By next century, predicts Mrs Fox, buttering a slice of bread, women like me will no longer be regarded as freaks. England will be
full
of ladies who labour for a fairer society, and who keep no servants under their roof at all. (Her own maid, Sarah, lives with an ailing grandfather, and comes in every other day to do the heavy work, for a fair wage which saves her from slipping back into prostitution. She’s worth her weight in gold, is Sarah, but even such as she will disappear in time, as prostitution is eradicated.)
Emmeline wonders if a short walk would be good for her chest. She has a bag full of woollen gloves and another full of socks to deliver to Mrs Lavers, who’s organising something next month for the destitute of Ireland. (
Fenian
! the gossips would no doubt say, or
Papist
!) The Lavers’ house is only a few minutes away, and she could carry a bag on each arm, providing they were of roughly equal weight.

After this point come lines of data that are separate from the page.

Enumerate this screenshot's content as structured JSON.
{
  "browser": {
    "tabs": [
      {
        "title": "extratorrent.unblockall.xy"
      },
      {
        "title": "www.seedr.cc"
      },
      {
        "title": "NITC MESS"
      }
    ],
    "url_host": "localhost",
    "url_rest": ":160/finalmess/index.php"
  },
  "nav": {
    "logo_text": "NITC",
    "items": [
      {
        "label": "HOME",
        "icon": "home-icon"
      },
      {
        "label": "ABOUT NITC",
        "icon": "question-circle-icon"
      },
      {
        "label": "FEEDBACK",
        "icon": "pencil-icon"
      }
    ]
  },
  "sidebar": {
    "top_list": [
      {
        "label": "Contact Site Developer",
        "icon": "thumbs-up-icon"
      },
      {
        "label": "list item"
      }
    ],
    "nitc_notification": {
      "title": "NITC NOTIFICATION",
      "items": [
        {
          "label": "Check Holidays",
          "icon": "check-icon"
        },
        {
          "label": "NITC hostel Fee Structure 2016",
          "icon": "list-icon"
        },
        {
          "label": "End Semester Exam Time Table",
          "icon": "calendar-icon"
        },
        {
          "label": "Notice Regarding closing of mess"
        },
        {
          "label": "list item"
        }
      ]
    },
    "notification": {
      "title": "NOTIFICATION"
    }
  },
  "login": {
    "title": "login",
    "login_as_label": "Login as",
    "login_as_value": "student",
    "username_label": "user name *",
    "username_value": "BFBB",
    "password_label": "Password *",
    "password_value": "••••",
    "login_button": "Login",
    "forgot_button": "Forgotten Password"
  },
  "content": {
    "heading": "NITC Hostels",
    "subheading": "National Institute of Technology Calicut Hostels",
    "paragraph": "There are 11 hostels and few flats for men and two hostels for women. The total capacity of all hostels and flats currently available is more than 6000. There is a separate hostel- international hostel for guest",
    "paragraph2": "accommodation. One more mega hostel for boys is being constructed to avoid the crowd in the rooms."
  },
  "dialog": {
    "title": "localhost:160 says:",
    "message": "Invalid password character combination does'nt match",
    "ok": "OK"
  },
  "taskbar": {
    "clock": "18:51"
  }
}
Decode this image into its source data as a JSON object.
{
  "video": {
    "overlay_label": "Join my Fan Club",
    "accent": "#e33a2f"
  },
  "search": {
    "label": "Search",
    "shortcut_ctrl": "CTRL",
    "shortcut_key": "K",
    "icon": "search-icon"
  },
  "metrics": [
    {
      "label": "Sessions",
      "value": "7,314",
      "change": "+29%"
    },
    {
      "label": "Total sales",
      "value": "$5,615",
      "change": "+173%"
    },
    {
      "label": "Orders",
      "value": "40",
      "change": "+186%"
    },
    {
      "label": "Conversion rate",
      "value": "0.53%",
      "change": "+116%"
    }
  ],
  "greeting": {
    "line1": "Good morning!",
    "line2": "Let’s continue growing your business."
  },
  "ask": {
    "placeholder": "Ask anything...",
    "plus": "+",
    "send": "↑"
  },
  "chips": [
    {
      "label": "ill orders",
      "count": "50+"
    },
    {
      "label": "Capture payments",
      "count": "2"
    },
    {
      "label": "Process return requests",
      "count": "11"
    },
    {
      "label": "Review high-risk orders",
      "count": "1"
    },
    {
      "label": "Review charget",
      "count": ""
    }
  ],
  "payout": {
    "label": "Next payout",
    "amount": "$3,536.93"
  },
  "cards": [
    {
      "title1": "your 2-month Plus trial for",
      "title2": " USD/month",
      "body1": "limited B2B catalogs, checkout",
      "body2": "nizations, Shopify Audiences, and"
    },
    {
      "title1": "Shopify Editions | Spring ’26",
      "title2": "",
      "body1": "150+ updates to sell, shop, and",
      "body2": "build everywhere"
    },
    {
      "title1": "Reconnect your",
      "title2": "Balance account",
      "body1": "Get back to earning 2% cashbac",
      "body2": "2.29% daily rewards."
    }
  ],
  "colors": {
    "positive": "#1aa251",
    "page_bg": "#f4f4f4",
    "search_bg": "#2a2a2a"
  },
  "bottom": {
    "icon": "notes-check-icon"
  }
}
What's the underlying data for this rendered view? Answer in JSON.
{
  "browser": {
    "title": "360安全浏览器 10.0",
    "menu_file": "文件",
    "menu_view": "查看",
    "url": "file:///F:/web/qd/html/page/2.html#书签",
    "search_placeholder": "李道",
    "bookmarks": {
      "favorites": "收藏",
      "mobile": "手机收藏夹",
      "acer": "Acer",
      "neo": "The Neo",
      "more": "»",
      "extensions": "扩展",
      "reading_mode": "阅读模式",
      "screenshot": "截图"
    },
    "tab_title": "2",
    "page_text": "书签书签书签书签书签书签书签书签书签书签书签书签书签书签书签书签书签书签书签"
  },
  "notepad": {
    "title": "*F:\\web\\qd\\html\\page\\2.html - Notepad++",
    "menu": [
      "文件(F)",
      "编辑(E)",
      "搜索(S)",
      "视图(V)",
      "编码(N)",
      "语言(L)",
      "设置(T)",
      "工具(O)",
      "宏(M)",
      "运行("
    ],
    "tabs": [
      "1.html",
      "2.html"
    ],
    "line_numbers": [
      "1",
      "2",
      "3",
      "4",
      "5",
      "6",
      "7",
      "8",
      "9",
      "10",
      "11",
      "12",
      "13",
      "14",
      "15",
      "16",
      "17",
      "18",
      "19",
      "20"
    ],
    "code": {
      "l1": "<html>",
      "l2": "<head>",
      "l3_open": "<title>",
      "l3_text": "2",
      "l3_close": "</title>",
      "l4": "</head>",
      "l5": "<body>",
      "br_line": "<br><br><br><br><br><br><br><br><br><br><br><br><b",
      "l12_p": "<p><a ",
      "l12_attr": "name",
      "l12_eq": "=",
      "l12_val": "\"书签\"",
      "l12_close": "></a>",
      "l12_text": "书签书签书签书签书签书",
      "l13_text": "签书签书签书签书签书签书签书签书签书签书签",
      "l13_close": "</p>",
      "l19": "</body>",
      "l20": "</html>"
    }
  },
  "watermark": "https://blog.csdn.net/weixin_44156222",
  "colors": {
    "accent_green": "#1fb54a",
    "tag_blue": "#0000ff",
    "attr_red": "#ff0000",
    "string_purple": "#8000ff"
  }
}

All the rooms in Mrs Fox’s home except her own small bed-chamber are cluttered with boxes, bags, books and parcels. Indeed her house is the unofficial warehouse of the Rescue Society, and of several other charities besides. Emmeline ascends the stairs, pokes her nose into what used to be the master bedroom, and confirms that what she’s looking for isn’t in there. On the landing, rather precariously balanced, is a stack of New Testaments translated into … into … She cannot recall the language just at the moment; a man from the Bible Dissemination Society is coming back for them shortly.